The fourth false dualism is between the IMF and the South African authorities. It simply is not there except around the edges. The IMF applauds the newly formulated National Development Plan even though its economic chapter has been thoroughly discredited in the process, hopefully, of being revised if not discarded (not so much Hamlet without the Prince as absence of the whole Royal Court). And the differences between the IMF and the South African Treasury are so slim it would be hard to get a Zimbabwean dollar between them. At most, not least to manage internal dissent, the government merely wants to be a little slower in handling “labour market restructuring”, i.e. in attacking the labour movement, and to be a little more tempered and flexible around fiscal austerity. Indeed, in the IMF’s own report, the government does stand up boldly in its reported response with the nothing statement, “The South African authorities are willing to consider any policy advice regarding the accumulation and management of reserves, provided that the potential benefits and costs are robustly established.” SO HEAR THIS. SEEK TO STOP ILLEGAL CAPITAL FLIGHT, NOT LEAST BY ROBUSTLY INVESTIGATING ITS NEGATIVE BENEFITS AND HUGE COSTS ACROSS THE PAST, PRESENT AND FUTURE, AND PENALISE THOSE WHO HAVE COMMITTED THIS ECONOMIC CRIME RATHER THAN OFFERING AN AMNESTY FOR 10% REPAYMENT WHICH NONE WILL DO AS YOU CONTINUE OBSESSIVELY TO PURSUE REMOVAL OF CAPITAL CONTROLS.

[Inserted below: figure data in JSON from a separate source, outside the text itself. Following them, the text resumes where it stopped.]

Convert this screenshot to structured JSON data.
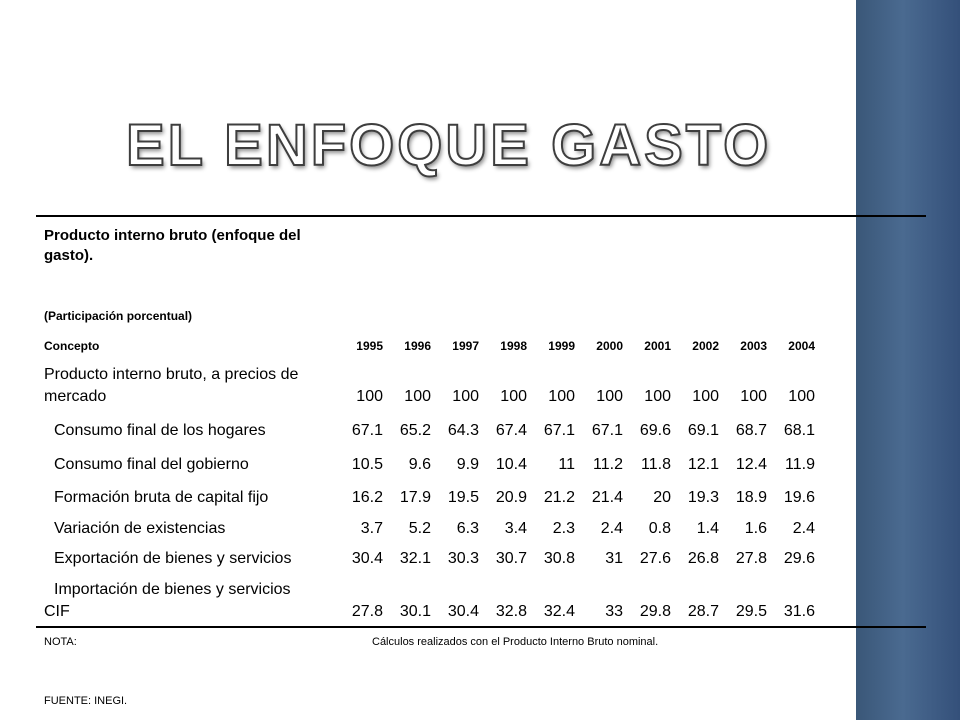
{
  "title": "El enfoque gasto",
  "table": {
    "heading": "Producto interno bruto (enfoque del gasto).",
    "heading_line1": "Producto interno bruto (enfoque del",
    "heading_line2": "gasto).",
    "subheading": "(Participación porcentual)",
    "concept_label": "Concepto",
    "years": [
      "1995",
      "1996",
      "1997",
      "1998",
      "1999",
      "2000",
      "2001",
      "2002",
      "2003",
      "2004"
    ],
    "rows": [
      {
        "label_line1": "Producto interno bruto, a precios de",
        "label_line2": "mercado",
        "values": [
          "100",
          "100",
          "100",
          "100",
          "100",
          "100",
          "100",
          "100",
          "100",
          "100"
        ]
      },
      {
        "label": "Consumo final de los hogares",
        "values": [
          "67.1",
          "65.2",
          "64.3",
          "67.4",
          "67.1",
          "67.1",
          "69.6",
          "69.1",
          "68.7",
          "68.1"
        ]
      },
      {
        "label": "Consumo final del gobierno",
        "values": [
          "10.5",
          "9.6",
          "9.9",
          "10.4",
          "11",
          "11.2",
          "11.8",
          "12.1",
          "12.4",
          "11.9"
        ]
      },
      {
        "label": "Formación bruta de capital fijo",
        "values": [
          "16.2",
          "17.9",
          "19.5",
          "20.9",
          "21.2",
          "21.4",
          "20",
          "19.3",
          "18.9",
          "19.6"
        ]
      },
      {
        "label": "Variación de existencias",
        "values": [
          "3.7",
          "5.2",
          "6.3",
          "3.4",
          "2.3",
          "2.4",
          "0.8",
          "1.4",
          "1.6",
          "2.4"
        ]
      },
      {
        "label": "Exportación de bienes y servicios",
        "values": [
          "30.4",
          "32.1",
          "30.3",
          "30.7",
          "30.8",
          "31",
          "27.6",
          "26.8",
          "27.8",
          "29.6"
        ]
      },
      {
        "label_line1": "Importación de bienes y servicios",
        "label_line2": "CIF",
        "values": [
          "27.8",
          "30.1",
          "30.4",
          "32.8",
          "32.4",
          "33",
          "29.8",
          "28.7",
          "29.5",
          "31.6"
        ]
      }
    ]
  },
  "notes": {
    "nota_label": "NOTA:",
    "nota_text": "Cálculos realizados con el Producto Interno Bruto nominal.",
    "fuente": "FUENTE: INEGI."
  },
  "colors": {
    "side_bar": "#4a6a90",
    "title_fill": "#ffffff",
    "title_stroke": "#3e3e3e"
  }
}
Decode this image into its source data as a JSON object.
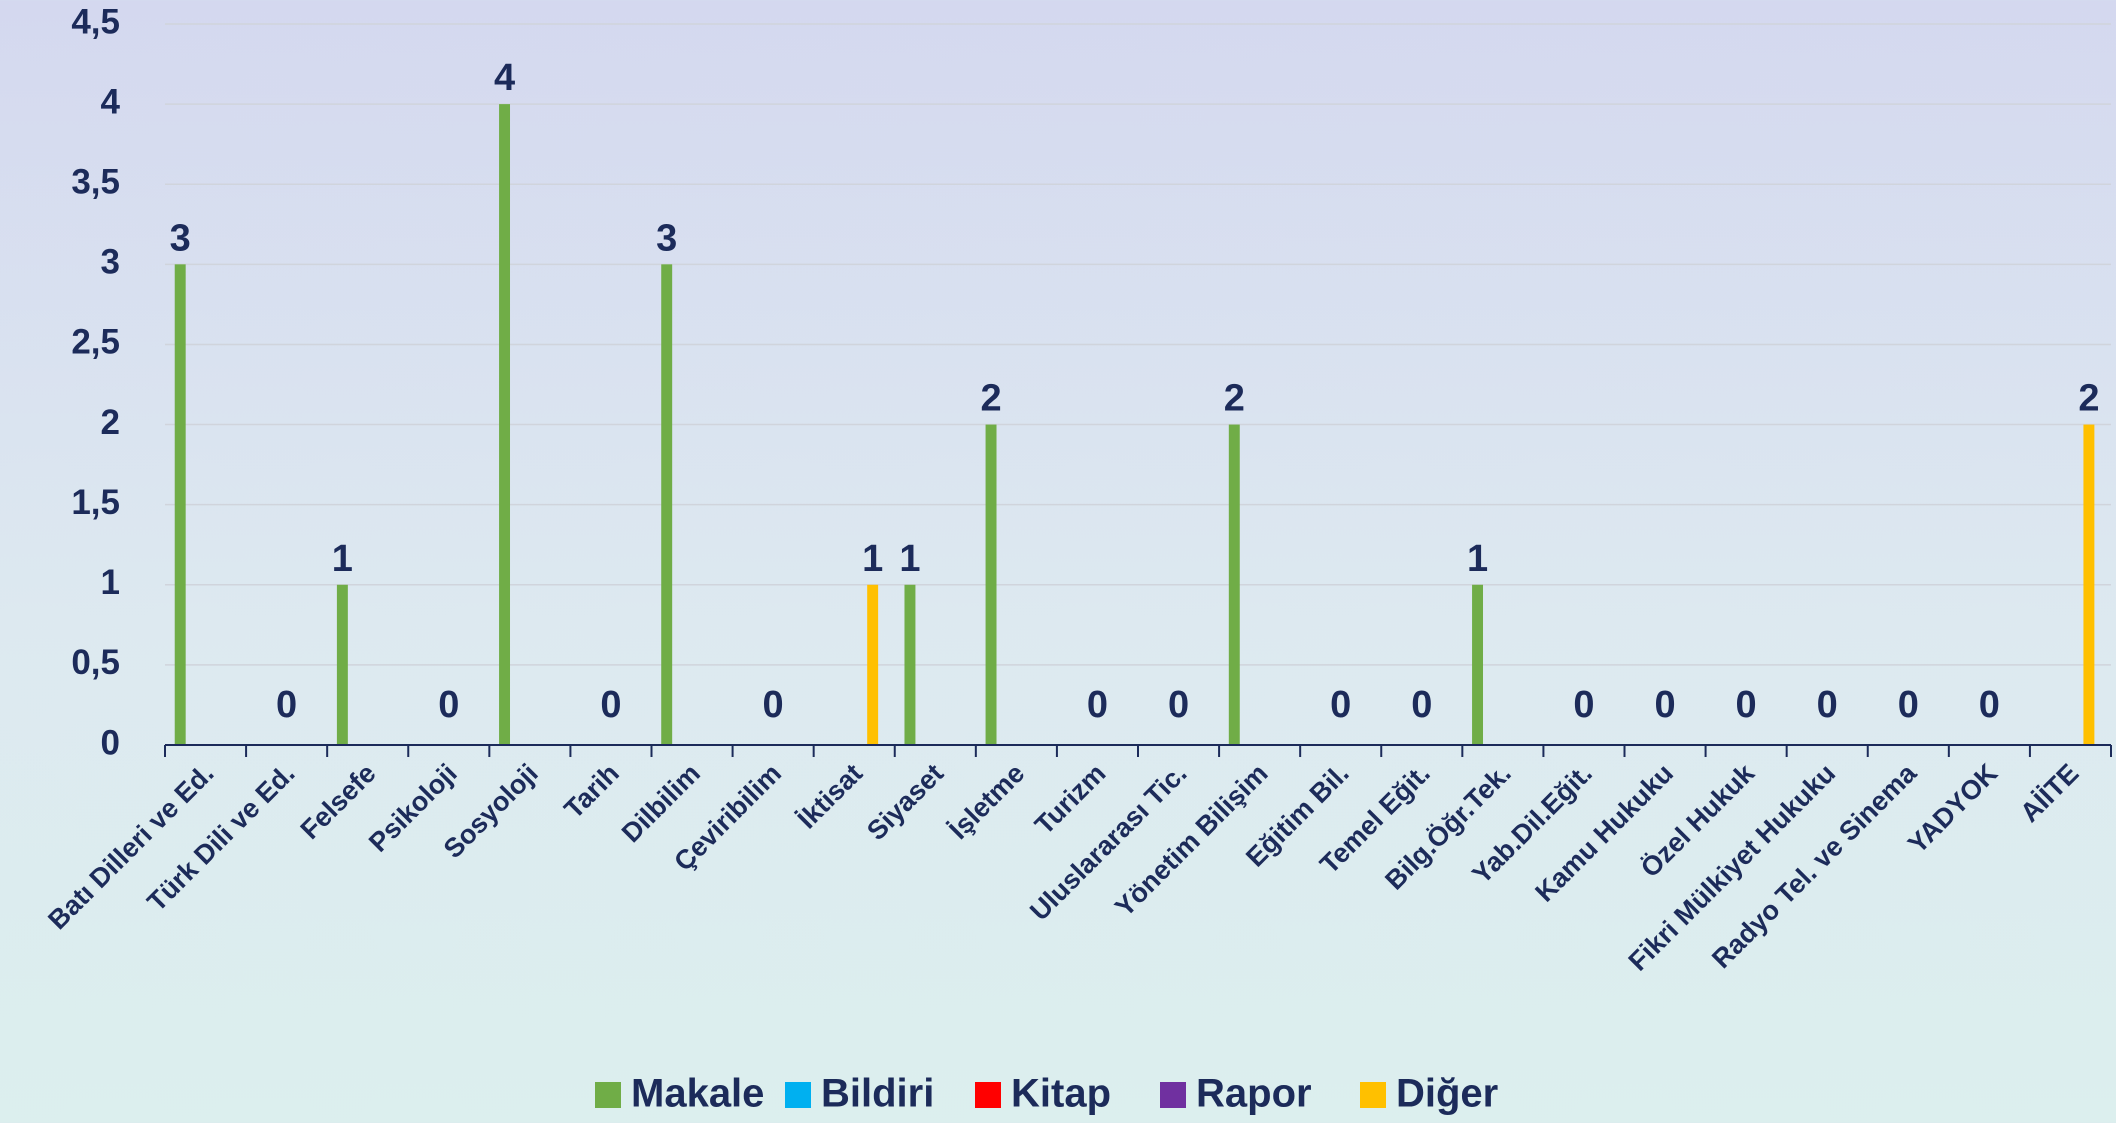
{
  "chart_data": {
    "type": "bar",
    "categories": [
      "Batı Dilleri ve Ed.",
      "Türk Dili ve Ed.",
      "Felsefe",
      "Psikoloji",
      "Sosyoloji",
      "Tarih",
      "Dilbilim",
      "Çeviribilim",
      "İktisat",
      "Siyaset",
      "İşletme",
      "Turizm",
      "Uluslararası Tic.",
      "Yönetim Bilişim",
      "Eğitim Bil.",
      "Temel Eğit.",
      "Bilg.Öğr.Tek.",
      "Yab.Dil.Eğit.",
      "Kamu Hukuku",
      "Özel Hukuk",
      "Fikri Mülkiyet Hukuku",
      "Radyo Tel. ve Sinema",
      "YADYOK",
      "AİİTE"
    ],
    "series": [
      {
        "name": "Makale",
        "color": "#70ad47",
        "values": [
          3,
          0,
          1,
          0,
          4,
          0,
          3,
          0,
          0,
          1,
          2,
          0,
          0,
          2,
          0,
          0,
          1,
          0,
          0,
          0,
          0,
          0,
          0,
          0
        ]
      },
      {
        "name": "Bildiri",
        "color": "#00b0f0",
        "values": [
          0,
          0,
          0,
          0,
          0,
          0,
          0,
          0,
          0,
          0,
          0,
          0,
          0,
          0,
          0,
          0,
          0,
          0,
          0,
          0,
          0,
          0,
          0,
          0
        ]
      },
      {
        "name": "Kitap",
        "color": "#ff0000",
        "values": [
          0,
          0,
          0,
          0,
          0,
          0,
          0,
          0,
          0,
          0,
          0,
          0,
          0,
          0,
          0,
          0,
          0,
          0,
          0,
          0,
          0,
          0,
          0,
          0
        ]
      },
      {
        "name": "Rapor",
        "color": "#7030a0",
        "values": [
          0,
          0,
          0,
          0,
          0,
          0,
          0,
          0,
          0,
          0,
          0,
          0,
          0,
          0,
          0,
          0,
          0,
          0,
          0,
          0,
          0,
          0,
          0,
          0
        ]
      },
      {
        "name": "Diğer",
        "color": "#ffc000",
        "values": [
          0,
          0,
          0,
          0,
          0,
          0,
          0,
          0,
          1,
          0,
          0,
          0,
          0,
          0,
          0,
          0,
          0,
          0,
          0,
          0,
          0,
          0,
          0,
          2
        ]
      }
    ],
    "ylim": [
      0,
      4.5
    ],
    "yticks": [
      0,
      {
        "value": 0.5,
        "label": "0,5"
      },
      1,
      {
        "value": 1.5,
        "label": "1,5"
      },
      2,
      {
        "value": 2.5,
        "label": "2,5"
      },
      3,
      {
        "value": 3.5,
        "label": "3,5"
      },
      4,
      {
        "value": 4.5,
        "label": "4,5"
      }
    ],
    "grid": true,
    "legend": "bottom"
  }
}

What are the alternatives? Very roughly, in a historical perspective, whether by means of individual firm, sector, national economy or beyond, two different macroeconomic trajectories at opposite extremes can be identified, dubbed the four highs in contrast to the four lows. And this is how we must envision the macroeconomy. For high employment, productivity, investment and wages tend to accompany one another as do their low counterparts. The challenge is how to sustain a four high economy or how to attain it from one of four lows, or at least for the majority of the population as opposed to running the economy for the continuing or new elites that have been disproportionately rewarded in South Africa. Almost without exception, if we examine how South African economic and social restructuring is proceeding, we find that each and every element is more conducive to four lows rather than four highs, and that these separate elements interact to consolidate such an outcome. Both the IMF and government, as its partner in crime, are targeting four lows. It’s time for a change, and it ain’t going to come from the IMF.